I pushed publish when I should have pushed save draft on the last entry. Sorry folks! It’s been fixed.
Pelee Island Winery Late Autumn Riesling
Region: Pelee Island VQA
Maker: Pelee Island Winery, Kingsville, Ontario
Yes, Canada does produce wine. Most of it is in southern British Columbia or southern Ontario. In Ontario, the Niagra penninsula, between lake Ontario and the Niagra river. Pelee Island is the southernmost point in Canada. It is an island in Lake Erie south of the Pennisula known as Point Pelee. It’s a unique enviroment, being an island in a large inland body of water. It is are famous for ice wine, but Pelee produces an impressive array of table wines as well.
The wine is light gold. Three years in the bottle no doubt contributed a great deal to its present color, that’s is close to the upper limit for Rieslings. The nose is rich, heavy on the apples and apricots. It’s fairly heavy on the palate, too, for a Riesling.

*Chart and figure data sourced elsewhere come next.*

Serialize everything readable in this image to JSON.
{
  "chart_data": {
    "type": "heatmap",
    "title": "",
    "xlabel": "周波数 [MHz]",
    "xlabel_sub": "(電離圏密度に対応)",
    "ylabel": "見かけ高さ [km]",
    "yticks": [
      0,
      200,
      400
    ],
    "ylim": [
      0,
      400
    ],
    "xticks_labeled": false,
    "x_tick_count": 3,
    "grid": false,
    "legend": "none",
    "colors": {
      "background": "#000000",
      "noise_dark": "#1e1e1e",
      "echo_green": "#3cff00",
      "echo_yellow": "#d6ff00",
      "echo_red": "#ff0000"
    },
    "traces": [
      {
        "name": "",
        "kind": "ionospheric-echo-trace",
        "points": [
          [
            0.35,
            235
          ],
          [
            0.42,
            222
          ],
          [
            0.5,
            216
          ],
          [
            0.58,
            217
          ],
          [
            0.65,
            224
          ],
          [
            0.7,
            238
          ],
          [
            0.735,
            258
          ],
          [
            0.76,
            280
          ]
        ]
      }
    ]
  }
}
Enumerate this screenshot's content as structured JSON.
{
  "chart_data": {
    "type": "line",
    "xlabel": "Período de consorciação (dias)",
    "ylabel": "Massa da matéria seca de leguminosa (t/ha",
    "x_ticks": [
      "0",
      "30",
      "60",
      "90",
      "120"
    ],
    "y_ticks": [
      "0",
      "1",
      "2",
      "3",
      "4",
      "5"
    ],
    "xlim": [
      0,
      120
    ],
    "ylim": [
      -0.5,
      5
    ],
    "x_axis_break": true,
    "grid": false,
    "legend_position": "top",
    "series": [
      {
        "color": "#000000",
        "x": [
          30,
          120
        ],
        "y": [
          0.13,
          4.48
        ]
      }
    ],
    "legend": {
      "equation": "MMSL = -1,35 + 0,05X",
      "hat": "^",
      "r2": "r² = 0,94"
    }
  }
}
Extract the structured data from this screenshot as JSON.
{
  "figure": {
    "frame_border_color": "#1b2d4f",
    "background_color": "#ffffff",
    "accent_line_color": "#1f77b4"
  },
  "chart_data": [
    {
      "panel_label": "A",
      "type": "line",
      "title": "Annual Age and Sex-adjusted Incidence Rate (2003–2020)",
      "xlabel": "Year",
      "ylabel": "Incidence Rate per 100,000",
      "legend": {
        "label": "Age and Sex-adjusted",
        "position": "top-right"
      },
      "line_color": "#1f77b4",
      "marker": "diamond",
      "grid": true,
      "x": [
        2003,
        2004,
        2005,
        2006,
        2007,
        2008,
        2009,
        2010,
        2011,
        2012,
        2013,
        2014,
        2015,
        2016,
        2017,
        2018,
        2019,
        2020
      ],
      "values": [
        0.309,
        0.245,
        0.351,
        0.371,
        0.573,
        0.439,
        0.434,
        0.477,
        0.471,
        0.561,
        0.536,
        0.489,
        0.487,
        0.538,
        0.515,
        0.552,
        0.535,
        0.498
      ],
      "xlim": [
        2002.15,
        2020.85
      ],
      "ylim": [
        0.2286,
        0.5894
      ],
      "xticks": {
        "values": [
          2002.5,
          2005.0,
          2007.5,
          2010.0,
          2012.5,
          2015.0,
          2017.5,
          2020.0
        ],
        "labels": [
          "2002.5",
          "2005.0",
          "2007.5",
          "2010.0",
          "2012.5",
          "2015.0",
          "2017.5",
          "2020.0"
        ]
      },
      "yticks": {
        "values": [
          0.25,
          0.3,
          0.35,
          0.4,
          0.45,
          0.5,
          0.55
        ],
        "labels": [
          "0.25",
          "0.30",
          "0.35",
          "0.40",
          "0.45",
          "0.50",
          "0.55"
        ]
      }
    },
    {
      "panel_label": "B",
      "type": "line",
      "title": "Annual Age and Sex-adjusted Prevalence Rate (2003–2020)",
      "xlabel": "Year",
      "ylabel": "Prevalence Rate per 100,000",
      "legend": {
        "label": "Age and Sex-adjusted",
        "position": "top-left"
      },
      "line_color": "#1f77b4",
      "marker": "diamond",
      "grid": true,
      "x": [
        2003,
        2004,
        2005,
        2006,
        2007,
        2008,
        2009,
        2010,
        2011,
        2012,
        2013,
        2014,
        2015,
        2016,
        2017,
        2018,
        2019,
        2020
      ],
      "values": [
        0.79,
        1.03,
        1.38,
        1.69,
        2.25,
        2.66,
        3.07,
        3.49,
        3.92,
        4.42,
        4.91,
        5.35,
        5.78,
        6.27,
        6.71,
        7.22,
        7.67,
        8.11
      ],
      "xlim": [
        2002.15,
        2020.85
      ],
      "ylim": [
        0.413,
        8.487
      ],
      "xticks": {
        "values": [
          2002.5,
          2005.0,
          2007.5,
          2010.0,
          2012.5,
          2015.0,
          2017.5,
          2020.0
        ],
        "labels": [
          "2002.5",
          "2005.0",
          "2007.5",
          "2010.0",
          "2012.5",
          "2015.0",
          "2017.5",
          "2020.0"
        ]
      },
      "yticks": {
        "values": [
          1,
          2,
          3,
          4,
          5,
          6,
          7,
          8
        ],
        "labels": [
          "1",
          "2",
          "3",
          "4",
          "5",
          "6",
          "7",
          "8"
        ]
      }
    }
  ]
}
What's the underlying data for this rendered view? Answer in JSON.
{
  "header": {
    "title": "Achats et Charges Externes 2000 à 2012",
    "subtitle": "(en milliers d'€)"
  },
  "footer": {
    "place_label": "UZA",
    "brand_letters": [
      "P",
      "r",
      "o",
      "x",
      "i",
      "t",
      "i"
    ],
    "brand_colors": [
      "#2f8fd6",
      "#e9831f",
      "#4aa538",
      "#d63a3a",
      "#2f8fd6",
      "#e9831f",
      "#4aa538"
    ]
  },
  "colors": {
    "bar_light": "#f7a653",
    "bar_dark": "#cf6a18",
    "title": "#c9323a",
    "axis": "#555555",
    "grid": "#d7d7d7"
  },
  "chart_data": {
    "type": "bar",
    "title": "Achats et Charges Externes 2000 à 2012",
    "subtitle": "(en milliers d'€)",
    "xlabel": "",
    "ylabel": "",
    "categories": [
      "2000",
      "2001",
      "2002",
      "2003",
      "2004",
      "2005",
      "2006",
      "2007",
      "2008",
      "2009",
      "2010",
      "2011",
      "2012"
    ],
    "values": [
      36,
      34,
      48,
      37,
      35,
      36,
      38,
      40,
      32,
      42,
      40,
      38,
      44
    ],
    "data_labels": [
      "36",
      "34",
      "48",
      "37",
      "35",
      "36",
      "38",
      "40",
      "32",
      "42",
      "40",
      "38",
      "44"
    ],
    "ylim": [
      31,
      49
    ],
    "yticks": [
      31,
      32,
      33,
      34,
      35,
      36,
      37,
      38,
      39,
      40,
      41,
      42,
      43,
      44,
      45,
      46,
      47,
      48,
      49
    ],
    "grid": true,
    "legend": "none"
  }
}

But when I first opened the bottle, the sweetness of it shocked me. Since it is labeled as a “Late Autumn Riesling” I expected it to be sweet, but this is a different kinda sweet. It tastes like there has been sucrose, table sugar, added. This is not a rare thing, it’s even done in Riesling’s home turf, Germany, but it tends to be something of a distraction. This is done to sweeten up wines that may not have had enough time to fully ripen on their own, a chronic problem in places like Canada and Northern Europe, even for a late bloomer like Riesling. Nevertheless, after a sit in the fridge overnight, this sugary sweetness has disapated (or I’ve gotten used to it) and it now seems to be much more drinkable. The apple has taken the lead, though, Paula or Gala apples specifically.
Overall, not a bad wine for drinking on its own, if you have a bit of a sweet tooth.